I don’t recall how I was routed there as I browsed my way through various links at the end of the business day…. but over on filomancer‘s site there’s an entry wherein the author mentions that her agent encouraged her to write fantasy rather than science fiction, because the former sells better than the latter. Naturally, she wanted to know why. Hmmm…..
Looking at my own sales to date this year, and setting aside media titles (AKA work-for-hire) and other genres, the original fantasy titles I’ve sold outnumber the science fiction novels by 3:1. As of whatever moment it was that I just scrolled through the top 25 best-selling titles on Amazon’s sf/f list, fantasy was outrunning science fiction by 2:1. The June Locus seems to be a bit more balanced. Still, based on that small amount of circumstantial evidence, it sounds like the agent mentioned above might be correct. Indeed, it seems to be an accepted truism in the market; I’ve heared it many times before. I speak mostly for novel-length fiction here, as it seems the statistics are different in shorter forms (which is another interesting comparison in and of itself). But, in my own personal experience, I have to admit it’s been, over the last several years, more difficult to place science fiction titles. The irony, I find, is that nearly every editor I’ve asked about what they need to fill out their list has told me that they need more good science fiction; that fantasy is easily had and plentiful. And, yet, this uneven sales history exists. It’s food for thought and I’m curious to know why other people might think this is so.
filomancer also says: I’m deeply attached to many aspects of the sf novel I’m working on, not just the space ships and explosions, and would have a really hard time putting it away. And in a later entry: Writing is hard enough without trying to write something you’re not interested in. I have to be sufficiently passionate about a story to get me through the sometimes very difficult labor of making it work. If I don’t love something about a story, I might as well be writing grant proposals in my spare time. So, yeah, I think I have to just go ahead and write what I want to write and take it from there. For a slow writer like myself, though, the thought of spending years on a novel that I might then not sell is a fearful one.
This touches on another topic that I’ve found myself thinking on more than once: market vs. muse. Naturally, as an agent reads through submissions, they must think of the potential each project has to sell. With those queries, proposals, and manuscripts that are not from current clients, this is certainly a factor in considering whether to pursue their novel further. And, of course, every once in a while a client submits an idea or sample or full manuscript for something that strikes me as being a tough sell. The question for me as agent becomes — it is in their best interest to market this? Do I think I can actually sell it, or should I try to encourage them to explore a more saleable direction? And, I’ll tell you…. If you’re an agent who’s only in it for the cold hard cash, then the answer is obvious.

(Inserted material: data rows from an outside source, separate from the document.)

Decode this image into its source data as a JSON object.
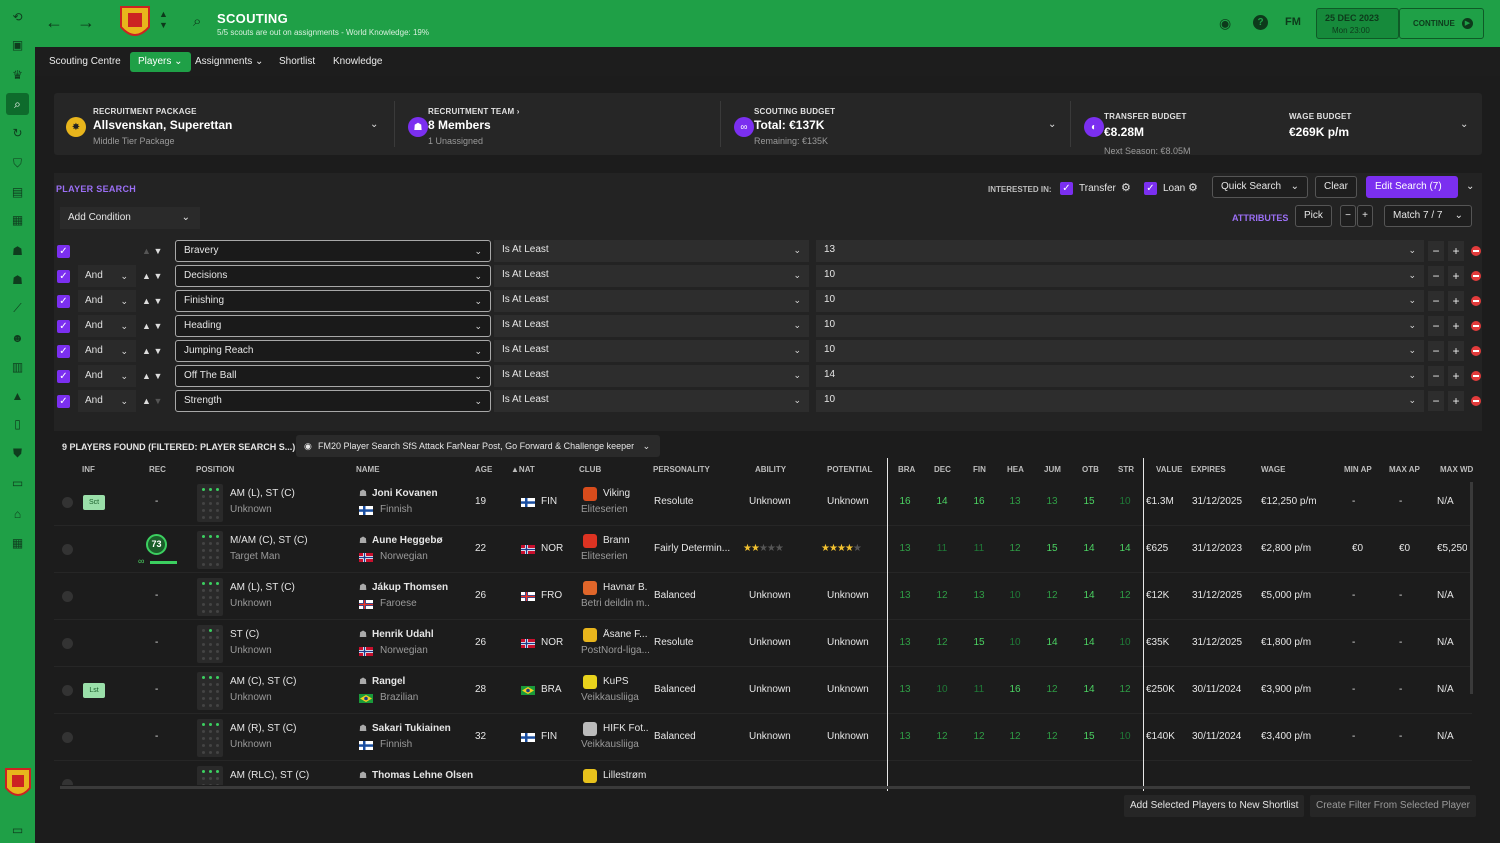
{
  "header": {
    "title": "SCOUTING",
    "subtitle": "5/5 scouts are out on assignments - World Knowledge: 19%",
    "date": "25 DEC 2023",
    "time": "Mon 23:00",
    "fm_label": "FM",
    "continue_label": "CONTINUE"
  },
  "nav": {
    "items": [
      {
        "label": "Scouting Centre"
      },
      {
        "label": "Players ⌄"
      },
      {
        "label": "Assignments ⌄"
      },
      {
        "label": "Shortlist"
      },
      {
        "label": "Knowledge"
      }
    ]
  },
  "budget": {
    "package_label": "RECRUITMENT PACKAGE",
    "package_value": "Allsvenskan, Superettan",
    "package_sub": "Middle Tier Package",
    "team_label": "RECRUITMENT TEAM ›",
    "team_value": "8 Members",
    "team_sub": "1 Unassigned",
    "scouting_label": "SCOUTING BUDGET",
    "scouting_value": "Total: €137K",
    "scouting_sub": "Remaining: €135K",
    "transfer_label": "TRANSFER BUDGET",
    "transfer_value": "€8.28M",
    "transfer_sub": "Next Season: €8.05M",
    "wage_label": "WAGE BUDGET",
    "wage_value": "€269K p/m"
  },
  "search": {
    "title": "PLAYER SEARCH",
    "interested_label": "INTERESTED IN:",
    "transfer_label": "Transfer",
    "loan_label": "Loan",
    "quick_search": "Quick Search",
    "clear": "Clear",
    "edit_search": "Edit Search (7)",
    "add_condition": "Add Condition",
    "attributes_label": "ATTRIBUTES",
    "pick": "Pick",
    "match": "Match 7 / 7",
    "conditions": [
      {
        "joiner": "",
        "attribute": "Bravery",
        "operator": "Is At Least",
        "value": "13"
      },
      {
        "joiner": "And",
        "attribute": "Decisions",
        "operator": "Is At Least",
        "value": "10"
      },
      {
        "joiner": "And",
        "attribute": "Finishing",
        "operator": "Is At Least",
        "value": "10"
      },
      {
        "joiner": "And",
        "attribute": "Heading",
        "operator": "Is At Least",
        "value": "10"
      },
      {
        "joiner": "And",
        "attribute": "Jumping Reach",
        "operator": "Is At Least",
        "value": "10"
      },
      {
        "joiner": "And",
        "attribute": "Off The Ball",
        "operator": "Is At Least",
        "value": "14"
      },
      {
        "joiner": "And",
        "attribute": "Strength",
        "operator": "Is At Least",
        "value": "10"
      }
    ]
  },
  "results": {
    "title": "9 PLAYERS FOUND (FILTERED: PLAYER SEARCH S...)",
    "filter": "FM20 Player Search SfS Attack FarNear Post, Go Forward & Challenge keeper",
    "columns": [
      "INF",
      "REC",
      "POSITION",
      "NAME",
      "AGE",
      "▲NAT",
      "CLUB",
      "PERSONALITY",
      "ABILITY",
      "POTENTIAL",
      "BRA",
      "DEC",
      "FIN",
      "HEA",
      "JUM",
      "OTB",
      "STR",
      "VALUE",
      "EXPIRES",
      "WAGE",
      "MIN AP",
      "MAX AP",
      "MAX WD"
    ],
    "rows": [
      {
        "badge": "Sct",
        "rec": "-",
        "pos": "AM (L), ST (C)",
        "role": "Unknown",
        "name": "Joni Kovanen",
        "natl": "Finnish",
        "age": "19",
        "nat": "FIN",
        "club": "Viking",
        "league": "Eliteserien",
        "pers": "Resolute",
        "ability": "Unknown",
        "potential": "Unknown",
        "attrs": [
          "16",
          "14",
          "16",
          "13",
          "13",
          "15",
          "10"
        ],
        "value": "€1.3M",
        "expires": "31/12/2025",
        "wage": "€12,250 p/m",
        "minap": "-",
        "maxap": "-",
        "maxwd": "N/A"
      },
      {
        "badge": "",
        "rec": "73",
        "pos": "M/AM (C), ST (C)",
        "role": "Target Man",
        "name": "Aune Heggebø",
        "natl": "Norwegian",
        "age": "22",
        "nat": "NOR",
        "club": "Brann",
        "league": "Eliteserien",
        "pers": "Fairly Determin...",
        "ability": "",
        "potential": "",
        "attrs": [
          "13",
          "11",
          "11",
          "12",
          "15",
          "14",
          "14"
        ],
        "value": "€625",
        "expires": "31/12/2023",
        "wage": "€2,800 p/m",
        "minap": "€0",
        "maxap": "€0",
        "maxwd": "€5,250 p"
      },
      {
        "badge": "",
        "rec": "-",
        "pos": "AM (L), ST (C)",
        "role": "Unknown",
        "name": "Jákup Thomsen",
        "natl": "Faroese",
        "age": "26",
        "nat": "FRO",
        "club": "Havnar B...",
        "league": "Betri deildin m...",
        "pers": "Balanced",
        "ability": "Unknown",
        "potential": "Unknown",
        "attrs": [
          "13",
          "12",
          "13",
          "10",
          "12",
          "14",
          "12"
        ],
        "value": "€12K",
        "expires": "31/12/2025",
        "wage": "€5,000 p/m",
        "minap": "-",
        "maxap": "-",
        "maxwd": "N/A"
      },
      {
        "badge": "",
        "rec": "-",
        "pos": "ST (C)",
        "role": "Unknown",
        "name": "Henrik Udahl",
        "natl": "Norwegian",
        "age": "26",
        "nat": "NOR",
        "club": "Åsane F...",
        "league": "PostNord-liga...",
        "pers": "Resolute",
        "ability": "Unknown",
        "potential": "Unknown",
        "attrs": [
          "13",
          "12",
          "15",
          "10",
          "14",
          "14",
          "10"
        ],
        "value": "€35K",
        "expires": "31/12/2025",
        "wage": "€1,800 p/m",
        "minap": "-",
        "maxap": "-",
        "maxwd": "N/A"
      },
      {
        "badge": "Lst",
        "rec": "-",
        "pos": "AM (C), ST (C)",
        "role": "Unknown",
        "name": "Rangel",
        "natl": "Brazilian",
        "age": "28",
        "nat": "BRA",
        "club": "KuPS",
        "league": "Veikkausliiga",
        "pers": "Balanced",
        "ability": "Unknown",
        "potential": "Unknown",
        "attrs": [
          "13",
          "10",
          "11",
          "16",
          "12",
          "14",
          "12"
        ],
        "value": "€250K",
        "expires": "30/11/2024",
        "wage": "€3,900 p/m",
        "minap": "-",
        "maxap": "-",
        "maxwd": "N/A"
      },
      {
        "badge": "",
        "rec": "-",
        "pos": "AM (R), ST (C)",
        "role": "Unknown",
        "name": "Sakari Tukiainen",
        "natl": "Finnish",
        "age": "32",
        "nat": "FIN",
        "club": "HIFK Fot...",
        "league": "Veikkausliiga",
        "pers": "Balanced",
        "ability": "Unknown",
        "potential": "Unknown",
        "attrs": [
          "13",
          "12",
          "12",
          "12",
          "12",
          "15",
          "10"
        ],
        "value": "€140K",
        "expires": "30/11/2024",
        "wage": "€3,400 p/m",
        "minap": "-",
        "maxap": "-",
        "maxwd": "N/A"
      },
      {
        "badge": "",
        "rec": "",
        "pos": "AM (RLC), ST (C)",
        "role": "",
        "name": "Thomas Lehne Olsen",
        "natl": "",
        "age": "",
        "nat": "",
        "club": "Lillestrøm",
        "league": "",
        "pers": "",
        "ability": "",
        "potential": "",
        "attrs": [
          "",
          "",
          "",
          "",
          "",
          "",
          ""
        ],
        "value": "",
        "expires": "",
        "wage": "",
        "minap": "",
        "maxap": "",
        "maxwd": ""
      }
    ],
    "star_ratings": {
      "ability": 2,
      "potential": 3.5,
      "max": 5
    }
  },
  "footer": {
    "add_shortlist": "Add Selected Players to New Shortlist",
    "create_filter": "Create Filter From Selected Player"
  },
  "colors": {
    "accent_green": "#1fa047",
    "purple": "#7b2ff0",
    "attr_high": "#4bd262"
  }
}
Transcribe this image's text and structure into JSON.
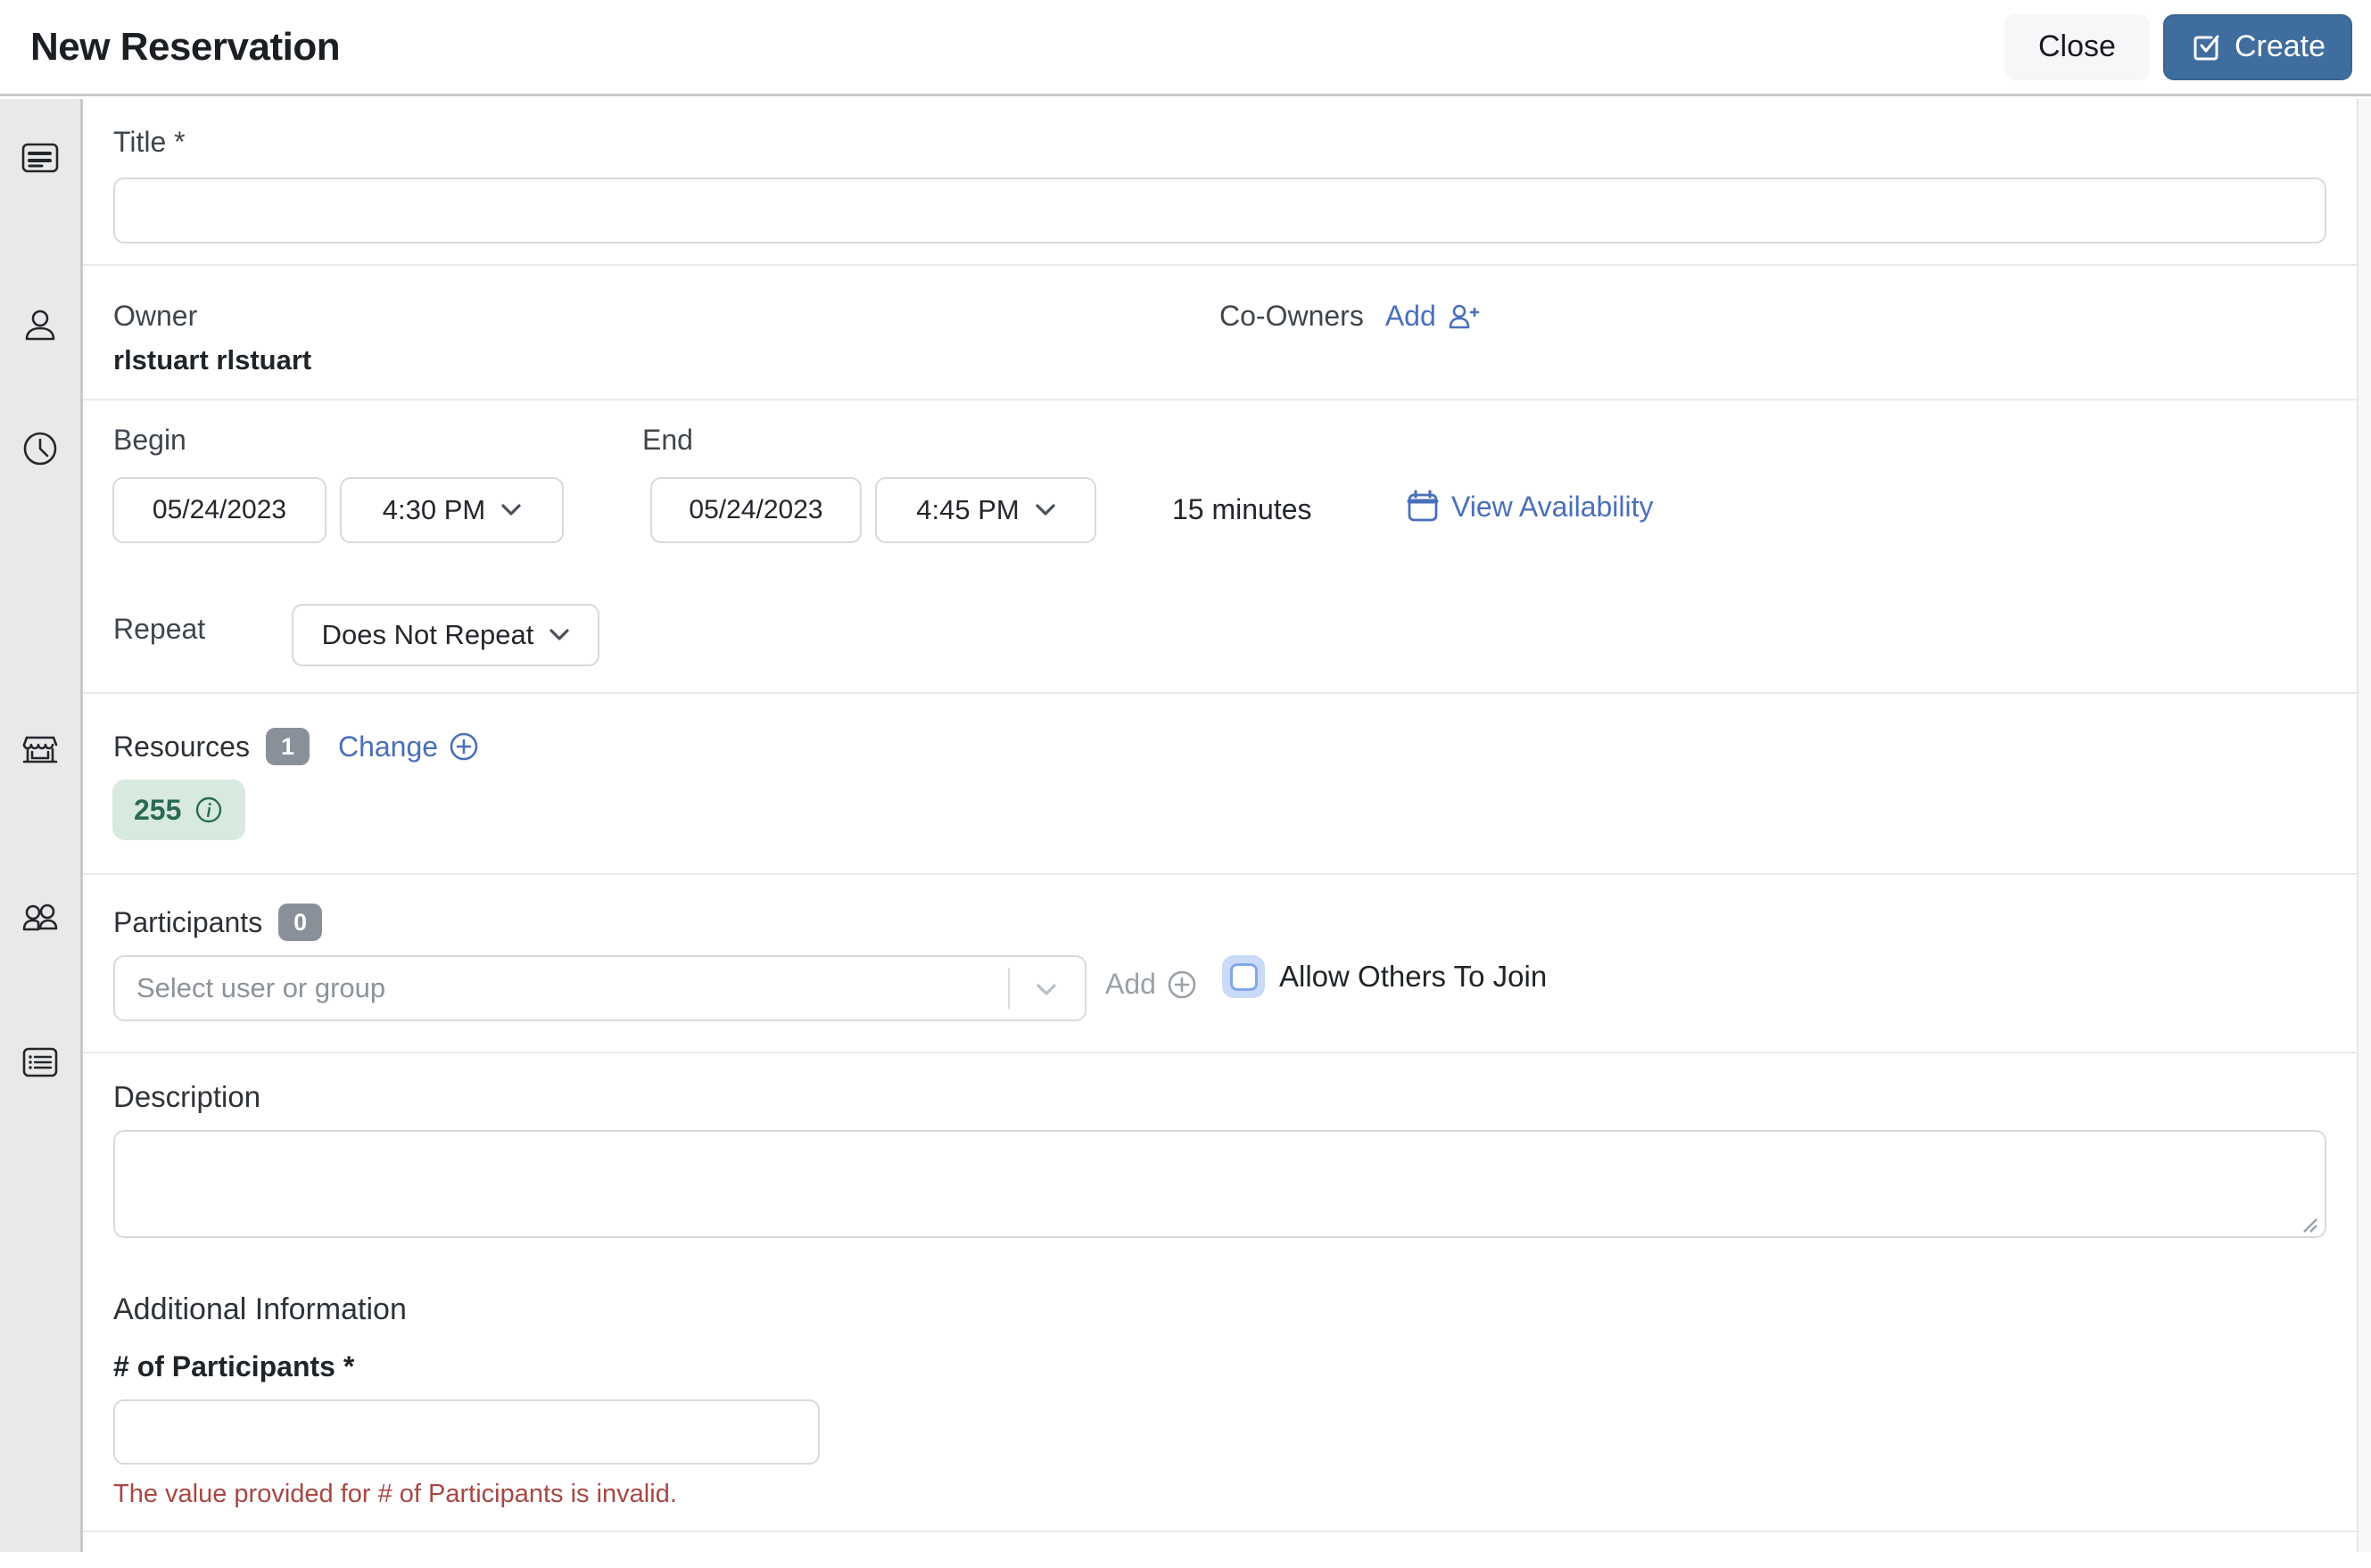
{
  "header": {
    "title": "New Reservation",
    "close_label": "Close",
    "create_label": "Create"
  },
  "colors": {
    "accent_blue": "#3f6d9e",
    "link_blue": "#4a6fba",
    "error_red": "#a84743",
    "resource_chip_bg": "#d8e9e0",
    "resource_chip_text": "#2a6a54",
    "badge_gray": "#8a909a",
    "sidebar_bg": "#e9e9e9",
    "checkbox_halo": "#c9dbf9"
  },
  "sidebar": {
    "items": [
      {
        "icon": "card-text-icon"
      },
      {
        "icon": "person-icon"
      },
      {
        "icon": "clock-icon"
      },
      {
        "icon": "storefront-icon"
      },
      {
        "icon": "people-icon"
      },
      {
        "icon": "list-card-icon"
      }
    ]
  },
  "form": {
    "title": {
      "label": "Title *",
      "value": ""
    },
    "owner": {
      "label": "Owner",
      "value": "rlstuart rlstuart"
    },
    "co_owners": {
      "label": "Co-Owners",
      "add_label": "Add"
    },
    "begin": {
      "label": "Begin",
      "date": "05/24/2023",
      "time": "4:30 PM"
    },
    "end": {
      "label": "End",
      "date": "05/24/2023",
      "time": "4:45 PM"
    },
    "duration": "15 minutes",
    "view_availability_label": "View Availability",
    "repeat": {
      "label": "Repeat",
      "value": "Does Not Repeat"
    },
    "resources": {
      "label": "Resources",
      "count": "1",
      "change_label": "Change",
      "chips": [
        {
          "name": "255"
        }
      ]
    },
    "participants": {
      "label": "Participants",
      "count": "0",
      "placeholder": "Select user or group",
      "add_label": "Add",
      "allow_label": "Allow Others To Join"
    },
    "description": {
      "label": "Description",
      "value": ""
    },
    "additional": {
      "heading": "Additional Information",
      "participants_label": "# of Participants *",
      "value": "",
      "error": "The value provided for # of Participants is invalid."
    }
  }
}
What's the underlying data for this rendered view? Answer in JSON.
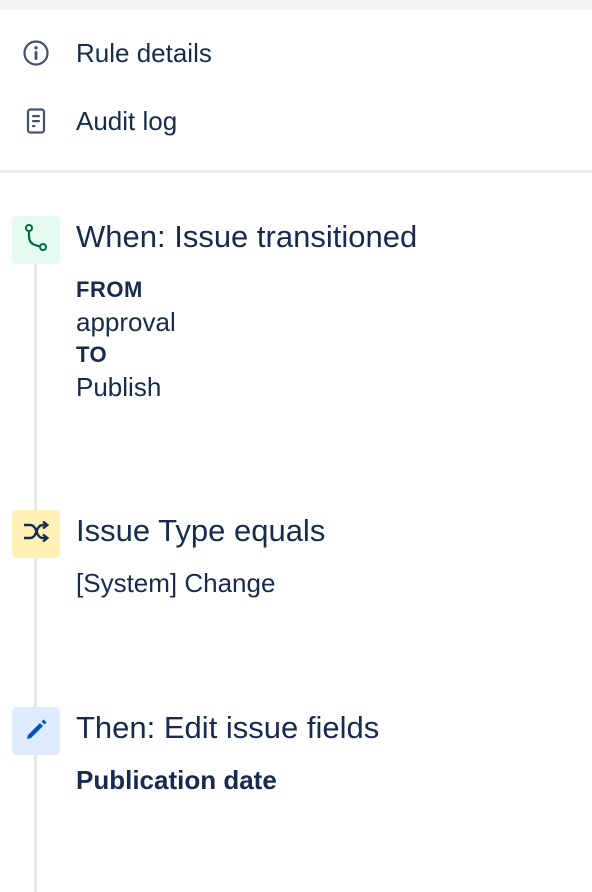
{
  "nav": {
    "rule_details_label": "Rule details",
    "audit_log_label": "Audit log"
  },
  "components": {
    "trigger": {
      "title": "When: Issue transitioned",
      "from_keyword": "FROM",
      "from_value": "approval",
      "to_keyword": "TO",
      "to_value": "Publish",
      "icon": "transition-icon",
      "color": "#006644",
      "bg": "#e3fcef"
    },
    "condition": {
      "title": "Issue Type equals",
      "value": "[System] Change",
      "icon": "shuffle-icon",
      "color": "#172b4d",
      "bg": "#fff0b3"
    },
    "action": {
      "title": "Then: Edit issue fields",
      "value": "Publication date",
      "icon": "pencil-icon",
      "color": "#0052cc",
      "bg": "#deebff"
    }
  }
}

You sell what will sell big and sell well. And when that’s over, you dump them and move on to the next cash cow. But if there’s more to it than that for you? If you’re an agent after more, then the answer becomes more murky. You’re an agent — you want to sell things. Writers want you to sell things for them. After all, that’s what they hired you to do (and both of you need to pay the electric bill next week). But, you’re also a lover of good stories and well-written prose. It’s not just a job. It’s a career; maybe even a calling. It’s not just what you do. It’s who you are. So, what do you do when you get a book that is going to be a long road for both of you? I don’t know about everyone else, but if I believe in that writer and in that story, I take a deep breath, give them the honest truth about what I think our chances are, and then we go for it. The first time I ever did that, it took me nearly three years to sell the novel in question. And it’s now into many printings and the author has sold several more novels. So, there.